Principles of Macroeconomics
Chapter 1- Economic Issues and Concepts
What is Economics?
- Economics is the study of the use of scarce resources to satisfy unlimited human wants.
- Scarcity indicates that resources are not unlimited and that if resources were not scarce, then choices
would not have to be made.
What are the factions of production/input?
- Land: All natural endowments such as arable land, forests, lakes, crude oil, and minerals.
- Labor: The mental/physical human resources, like entrepreneurial capacity and management skills.
- Capital: All manufactured (produced) aids to production, such as tools, machinery, and buildings.
What are goods and services?
- Goods are tangible, while Services are intangible.
- The act of making goods and services is called production and the act of using them is consumption.
What is Opportunity Cost?
- It is the value of the next best alternative that is forgone when one alternative is chosen.
- It can be shown using a budget line, which is a negatively sloped line that indicates the boundary
between attainable (efficient) and unattainable (inefficient) combinations.
- The opportunity cost for a country is shown using a production possibilities boundary (PPB), a curve
showing which alternative combinations of output can be attained if all available resources are used
efficiently.
What is the law of increasing opportunity costs?
- It states that as the production of one good increases, the opportunity cost of producing an additional
unit rises.
What are the 4 key economic questions?
1. What is produced and how? Resources must be allocated among alternative uses to determine which
goods are produced, and which are not. (MICRO)
2. What is consumed? By whom? What determines how a country’s total output is distributed among its
residents? Why do some get a lot and others only a little, should governments try to alter it? (MICRO)
3. Why are resources sometimes unused?

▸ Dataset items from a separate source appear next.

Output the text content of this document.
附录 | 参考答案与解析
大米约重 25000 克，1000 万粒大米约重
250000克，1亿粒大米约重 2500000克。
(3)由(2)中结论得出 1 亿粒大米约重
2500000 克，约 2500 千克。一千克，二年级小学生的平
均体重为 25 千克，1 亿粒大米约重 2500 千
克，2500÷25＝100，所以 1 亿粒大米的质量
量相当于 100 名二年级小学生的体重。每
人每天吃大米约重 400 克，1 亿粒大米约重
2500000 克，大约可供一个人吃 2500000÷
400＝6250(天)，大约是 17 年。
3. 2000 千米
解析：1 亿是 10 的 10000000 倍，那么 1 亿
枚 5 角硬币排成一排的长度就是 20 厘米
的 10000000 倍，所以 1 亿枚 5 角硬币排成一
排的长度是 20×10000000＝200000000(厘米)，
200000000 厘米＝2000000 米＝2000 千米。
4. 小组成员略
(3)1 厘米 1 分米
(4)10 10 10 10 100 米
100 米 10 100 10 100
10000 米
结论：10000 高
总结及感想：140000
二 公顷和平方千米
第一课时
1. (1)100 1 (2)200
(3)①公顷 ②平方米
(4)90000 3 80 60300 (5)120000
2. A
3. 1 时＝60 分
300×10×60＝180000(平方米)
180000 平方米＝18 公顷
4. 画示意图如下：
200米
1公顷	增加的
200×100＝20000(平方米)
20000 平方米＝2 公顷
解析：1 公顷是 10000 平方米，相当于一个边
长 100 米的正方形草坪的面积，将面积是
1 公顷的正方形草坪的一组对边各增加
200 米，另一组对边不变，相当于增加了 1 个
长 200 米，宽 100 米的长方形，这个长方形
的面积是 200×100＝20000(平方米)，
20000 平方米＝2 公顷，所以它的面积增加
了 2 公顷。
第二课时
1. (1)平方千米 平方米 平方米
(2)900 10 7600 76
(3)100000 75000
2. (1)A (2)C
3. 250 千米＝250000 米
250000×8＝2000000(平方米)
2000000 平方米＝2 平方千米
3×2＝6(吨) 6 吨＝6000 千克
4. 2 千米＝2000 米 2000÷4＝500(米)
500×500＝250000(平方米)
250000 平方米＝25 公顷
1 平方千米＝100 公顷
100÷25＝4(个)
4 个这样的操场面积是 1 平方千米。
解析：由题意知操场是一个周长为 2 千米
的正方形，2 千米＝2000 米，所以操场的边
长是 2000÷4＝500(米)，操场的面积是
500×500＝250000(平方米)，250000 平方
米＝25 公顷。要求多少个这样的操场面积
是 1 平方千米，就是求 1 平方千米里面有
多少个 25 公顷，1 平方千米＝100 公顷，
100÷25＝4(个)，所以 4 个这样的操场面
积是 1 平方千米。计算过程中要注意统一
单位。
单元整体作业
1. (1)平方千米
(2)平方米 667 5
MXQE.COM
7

If a society is not using all of its resources, then the society is
operating inside the PPB. Why would this happen? How should governments deal with it? (MACRO)
4. Is productive capacity growing? Growth in productive capacity is shown by an outward shift of the PPB,
making previously unattainable points now attainable. (MACRO)
What is Macroeconomics?
- The study of the determination of economic aggregates such as total output, employment, and growth.
What are the characteristics of a Market Economy?
- Self-Organizing, not organized by the central authority
- Efficient, which means that the resources available are organized to produce goods and services while
using the least amount of resources.
- Focused on Incentives, buy low and sell high. Maximizing consumers and making Marginal decisions to
help them determine if they are better off producing one more/less of a good.